Omelia XIII Domenica del Tempo Ordinario – ANNO C, don Pietro Margini

Omelia XIII Domenica del Tempo Ordinario. Accompagnati  dalle parole di don Pietro Margini (1917-1990), per vivere con frutto questo tempo prezioso.

Re 19, 16. 19-21; Gal 5, 1. 13-18;  Lc 9, 51-62

Abbiamo preso ulteriore coscienza di essere Chiesa, abbiamo determinato di volere essere membra attive e generose della Chiesa. La Liturgia di oggi ci presenta il come, il come essere discepoli di Gesù, perchè le regole del discipulato sono ben precise. “Si arriva alla libertà”, come dice San Paolo, “si arriva a quella libertà radiosa e forte di figli di Dio per cui non si ritorna di nuovo al giogo della schiavitù” (Gal 5, 13).

Ma le regole sono date in maniera forte e chiarissima da Gesù. Come suoi discepoli, noi dobbiamo dirigerci verso Gerusalemme cioè la nostra meta da vivere, da raggiungere: è la meta del Mistero Pasquale. Il Signore decisamente va verso Gerusalemme e sa che cosa lo aspetta: in cammino dunque verso una meta che non è segnata dai termini di questo mondo, è una meta magnifica e grande perché termina nella resurrezione, perché termina nella gloria, deve passare però attraverso la croce.

E il primo elemento forte mi sembra proprio indicato da Gesù in quello spirito di bontà e di mansuetudine che lui sottolinea per i suoi discepoli: non è venuto per fare giustizia, è venuto per salvare. Sotto il punto di vista umano se lo meritavano questi samaritani che non davano ospitalità, “ma Gesù si voltò e li rimproverò” (Lc 9, 55). È venuto a porre una redenzione, è venuto a dare un amore che gli uomini non si erano mai sognati, un amore forte e vigoroso che perdona anche ai crocefissori. Quindi il cristiano, per essere tale, deve sentire la legge dell’amore nella compassione, nel perdono, nella solidarietà, nell’aiuto, nell’umiltà di servizio.
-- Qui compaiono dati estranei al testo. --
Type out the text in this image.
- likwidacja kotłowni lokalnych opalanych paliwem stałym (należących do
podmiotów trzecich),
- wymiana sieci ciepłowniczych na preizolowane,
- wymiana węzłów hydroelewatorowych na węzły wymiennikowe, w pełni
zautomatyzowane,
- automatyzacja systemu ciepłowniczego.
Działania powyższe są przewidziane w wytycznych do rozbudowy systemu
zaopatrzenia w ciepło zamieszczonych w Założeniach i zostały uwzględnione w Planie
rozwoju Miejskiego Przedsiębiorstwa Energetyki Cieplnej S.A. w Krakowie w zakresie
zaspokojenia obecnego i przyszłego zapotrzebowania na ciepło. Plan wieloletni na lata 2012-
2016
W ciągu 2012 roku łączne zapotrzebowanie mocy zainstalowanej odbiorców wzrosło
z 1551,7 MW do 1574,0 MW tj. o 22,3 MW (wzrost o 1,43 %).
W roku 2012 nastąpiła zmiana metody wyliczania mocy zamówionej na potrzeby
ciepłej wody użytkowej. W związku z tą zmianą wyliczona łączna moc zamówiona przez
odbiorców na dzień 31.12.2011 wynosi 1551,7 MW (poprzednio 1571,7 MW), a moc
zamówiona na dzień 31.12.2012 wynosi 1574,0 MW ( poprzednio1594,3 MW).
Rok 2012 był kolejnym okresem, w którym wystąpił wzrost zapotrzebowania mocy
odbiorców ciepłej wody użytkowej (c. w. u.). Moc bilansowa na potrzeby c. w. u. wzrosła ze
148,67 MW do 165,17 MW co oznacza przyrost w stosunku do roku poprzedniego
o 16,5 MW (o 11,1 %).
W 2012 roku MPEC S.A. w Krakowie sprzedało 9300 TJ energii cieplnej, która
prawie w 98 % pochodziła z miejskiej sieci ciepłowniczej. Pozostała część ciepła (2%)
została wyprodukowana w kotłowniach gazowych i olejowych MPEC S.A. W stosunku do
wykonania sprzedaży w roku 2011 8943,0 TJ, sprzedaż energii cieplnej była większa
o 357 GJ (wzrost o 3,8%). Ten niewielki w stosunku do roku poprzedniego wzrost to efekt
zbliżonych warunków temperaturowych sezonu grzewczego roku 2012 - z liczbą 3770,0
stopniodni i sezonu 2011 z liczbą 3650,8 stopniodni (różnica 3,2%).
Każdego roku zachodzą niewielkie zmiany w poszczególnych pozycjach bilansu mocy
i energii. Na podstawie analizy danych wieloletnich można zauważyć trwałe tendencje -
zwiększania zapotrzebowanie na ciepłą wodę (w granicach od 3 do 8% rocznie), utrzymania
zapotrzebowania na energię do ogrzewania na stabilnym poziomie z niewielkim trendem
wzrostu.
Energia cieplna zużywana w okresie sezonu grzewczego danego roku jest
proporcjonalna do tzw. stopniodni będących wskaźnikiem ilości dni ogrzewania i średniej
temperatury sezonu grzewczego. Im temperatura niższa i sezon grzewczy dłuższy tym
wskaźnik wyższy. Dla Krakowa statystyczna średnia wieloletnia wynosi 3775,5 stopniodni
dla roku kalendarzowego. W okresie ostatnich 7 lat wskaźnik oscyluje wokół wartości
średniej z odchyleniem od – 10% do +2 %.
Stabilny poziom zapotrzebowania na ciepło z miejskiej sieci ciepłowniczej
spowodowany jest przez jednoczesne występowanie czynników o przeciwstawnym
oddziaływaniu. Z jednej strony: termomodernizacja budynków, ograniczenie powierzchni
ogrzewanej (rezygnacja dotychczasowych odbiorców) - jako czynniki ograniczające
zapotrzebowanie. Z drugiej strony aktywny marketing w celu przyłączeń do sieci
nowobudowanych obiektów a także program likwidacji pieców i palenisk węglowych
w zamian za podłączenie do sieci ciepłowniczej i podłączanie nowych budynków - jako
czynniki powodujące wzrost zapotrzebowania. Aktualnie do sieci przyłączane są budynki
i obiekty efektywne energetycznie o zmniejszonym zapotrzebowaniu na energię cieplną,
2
Una seconda caratteristica vuole Gesù dai suoi discepoli: “Le volpi hanno le tane, il figlio dell’uomo non ha dove posare il capo” (ib. 58). È il distacco forte, vigoroso e perseverante da tutti i beni della terra. Il cristiano non può servire le cose di questo mondo, il cristiano non può farsi degli idoli in questo mondo, il cristiano deve usare senza servire: non può servire alle cose di questo mondo e finire in una forma qualsiasi di avarizia. Deve servire solo il Signore, non può servire il denaro, non può servire ai possessi passeggeri, non può neanche servire al suo orgoglio, alle sue ambizioni. Non può! Chi serve al denaro ha il cuore preoccupato solo dei beni temporanei, non dei beni eterni. Chi serve al proprio orgoglio è pieno di pretese, ricco di permalosità. Chi serve al proprio orgoglio non serve i fratelli, serve solo a se stesso, cerca solo la propria gloria, cerca la propria gloria giustificandosi e ponendosi sopra degli altri, si giustifica con delle parole che sono solo, in fondo, una menzogna.

E poi un’altra caratteristica deve avere il discepolo di Gesù, è segnata nelle parole del Signore: “Concedimi di andare a seppellire mio padre”, “Lascia che i morti seppelliscano i morti” (ib. 60). Dio è il primo, Dio è l’assoluto, Dio non può essere messo dietro le altre cose. Dio è l’assoluto e bisogna servirlo con grande animo, con grande forza, con grande slancio, con grande entusiasmo! Non vuole il Signore dei discepoli tiepidi, rassegnati che trascinano una catena. Il suo giogo è leggero e se uno si fa della sua legge un peso vuol dire che non l’ha capita, vuol dire che non ha inteso quanto sia bello vivere da figli di Dio.

E un’ultima caratteristica è segnata nelle pagine di questo Vangelo: “Ti seguirò”, “Nessuno, che ha messo mano all’aratro si volta indietro.” (ib. 62). La perseveranza! Un discepolo non è una banderuola: un discepolo è uno che tutti i giorni, in tutte le circostanze, in tutti gli avvenimenti, serve il Signore. Non è un su e giù, è uno che va dritto, che tutti i giorni sa che ci sono da fare delle cose, che tutti i giorni sa che ci sono dei doveri precisi e responsabili.

Ecco, abbiamo noi questi segni? Siamo suoi discepoli. Non li abbiamo? Cerchiamo di metterli in noi e di seguire Gesù con prontezza, con umiltà, con slancio. Seguire Gesù, perché è la cosa più bella, perchè è la cosa più necessaria, perché è la cosa che dà maggiore gioia a noi e agli altri.